THE Brumby Government is having us on. Are we expected to take seriously a $38 billion transport plan that needs $8 billion from a total Federal Government national infrastructure pot that has $10 billion in it and is leaking badly as a result of the deepening recession?
Surely Brumby doesn't seriously believe that he will get the lion's share of these infrastructure funds for multibillion-dollar projects that haven't been subject to a credible environmental impact study or cost-benefit analysis?
The Victorian Transport Plan is just a continuation of Melbourne's real long-term transport plan drawn up in 1969 by Wilbur Smith and Associates. This American consultancy envisaged Melbourne as a replica of car-reliant Los Angeles with freeways, ring roads and a residual bus service for the poor. (An excellent tram service was sold to a trust comprised of the leading car and tyre manufacturers, which then closed the network.)
The trustee in charge of Wilbur Smith's vision is VicRoads, the most powerful quango in the Victorian bureaucracy. Part of the long-term plan is to complete the ring road — a diabolical attack on Melbourne's radial public transport network separated by green wedges. This plan was created by the Melbourne Metropolitan Board of Works, which was Melbourne's de facto planning agency as development was forced to follow the most expensive infrastructure — sewerage and water.
But after the break-up of the MMBW, VicRoads, under a series of weak and incompetent state governments, has been allowed to run riot while planning has fallen into the hands of the developers and water is well on the way to being privatised.
VicRoad's strategy is salami tactics: one slice at a time. The Eastern Freeway becomes a traffic jam at Hoddle Street backing up towards Burke Road in peak periods. Solution? Bulldoze an east-west extension through the inner suburbs to get more cars into Melbourne, even though trains are the only way to get masses of people into the CBD without environmental and economic catastrophe as half the city building will need to be replaced by car parks.
Meanwhile, at the other end of the Eastern Freeway-EastLink is the promise of a $6 billion extension from Bulleen to Greensborough to link up with the ring road from the western suburbs.
Why would the Commonwealth finance this when there are cheaper and more environmentally sound alternatives? For example, spending a few hundred million dollars to upgrade the Melbourne-Sydney-Brisbane rail link to get freight traffic off the Hume Highway and create a standard gauge link from Dandenong to Dynon Road freight terminal to move freight by rail to all the mainland capitals.Bulldozing a freeway across the Yarra flats and through historic Heidelberg has never been off the agenda. I addressed 500 people at the Heidelberg Town Hall in November 2002 and pointed out that EastLink was a highway from nowhere to nowhere. It only made sense if it connected to the ring road. Then transport minister Peter Batchelor promised the meeting that the link would not be made in his tenure. Local member Craig Langdon said he would resign from Parliament if the road was built. It was a lesson in political management.
Batchelor also told Parliament that "I put it on record the Government has no such proposal (to link the Eastern Freeway with the ring road) … It is not on our radar … There is no truth in the suggestion."
But urban planner and public transport advocate Paul Mees discovered a document under freedom of information, a recording of a ministerial briefing by a senior planning official dated October 2001 that clearly stated the connection was recommended by the department.
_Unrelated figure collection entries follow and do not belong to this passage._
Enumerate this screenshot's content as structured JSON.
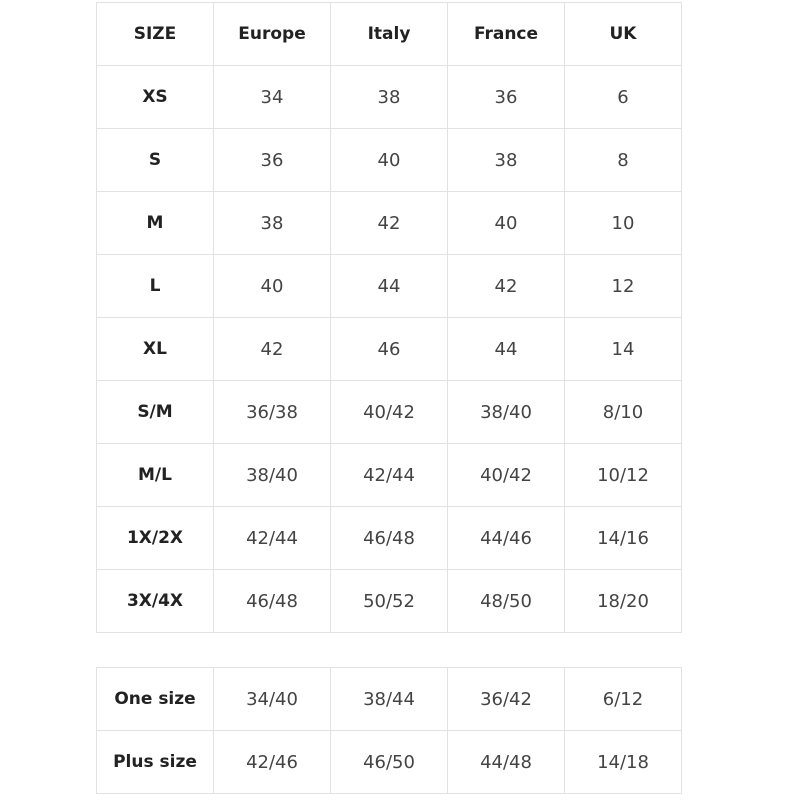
{
  "headers": [
    "SIZE",
    "Europe",
    "Italy",
    "France",
    "UK"
  ],
  "rows": [
    [
      "XS",
      "34",
      "38",
      "36",
      "6"
    ],
    [
      "S",
      "36",
      "40",
      "38",
      "8"
    ],
    [
      "M",
      "38",
      "42",
      "40",
      "10"
    ],
    [
      "L",
      "40",
      "44",
      "42",
      "12"
    ],
    [
      "XL",
      "42",
      "46",
      "44",
      "14"
    ],
    [
      "S/M",
      "36/38",
      "40/42",
      "38/40",
      "8/10"
    ],
    [
      "M/L",
      "38/40",
      "42/44",
      "40/42",
      "10/12"
    ],
    [
      "1X/2X",
      "42/44",
      "46/48",
      "44/46",
      "14/16"
    ],
    [
      "3X/4X",
      "46/48",
      "50/52",
      "48/50",
      "18/20"
    ]
  ],
  "extra_rows": [
    [
      "One size",
      "34/40",
      "38/44",
      "36/42",
      "6/12"
    ],
    [
      "Plus size",
      "42/46",
      "46/50",
      "44/48",
      "14/18"
    ]
  ]
}
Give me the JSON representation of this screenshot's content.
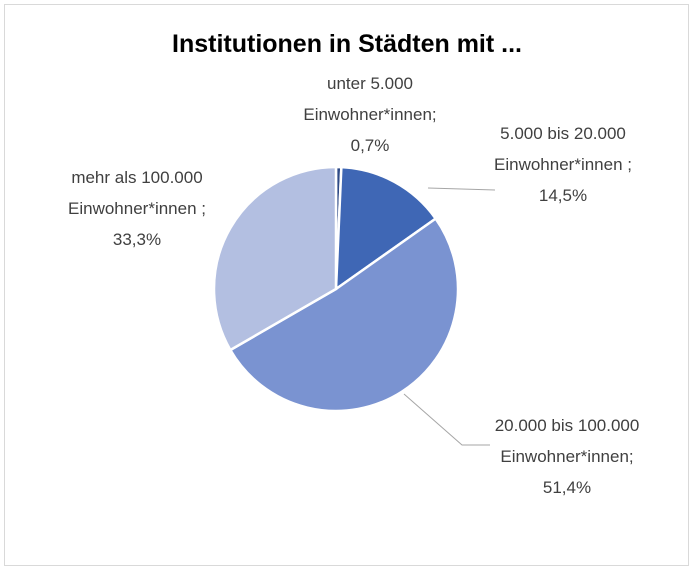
{
  "chart_data": {
    "type": "pie",
    "title": "Institutionen in Städten mit ...",
    "categories": [
      "unter 5.000 Einwohner*innen;",
      "5.000 bis 20.000 Einwohner*innen ;",
      "20.000 bis 100.000 Einwohner*innen;",
      "mehr als 100.000 Einwohner*innen ;"
    ],
    "values": [
      0.7,
      14.5,
      51.4,
      33.3
    ],
    "value_labels": [
      "0,7%",
      "14,5%",
      "51,4%",
      "33,3%"
    ],
    "colors": [
      "#2e4a86",
      "#3f67b5",
      "#7a93d1",
      "#b3bfe1"
    ]
  }
}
It is impossible not to conclude that the Government hates the idea of extending or improving the rail network. Its technique for avoiding sensible options is to refuse to examine them. This is why it can't afford to undertake serious cost-benefit analysis. For instance, Mees says there is no reason for an expensive duplication and extension of the rail network because there is a bottleneck in the city underground loop, which can be resolved by a better timetable.
This should be subject to expert inquiry as Mees' proposal has the ability to save at least $8 billion in unnecessary investment and extend the network where it is needed.
The Government, under the thrall of VicRoads and an incompetent public transport bureaucracy with a vested interest in the maintenance of the franchise system, refuses to hold the inquiry. Why?
Kenneth Davidson is a senior columnist.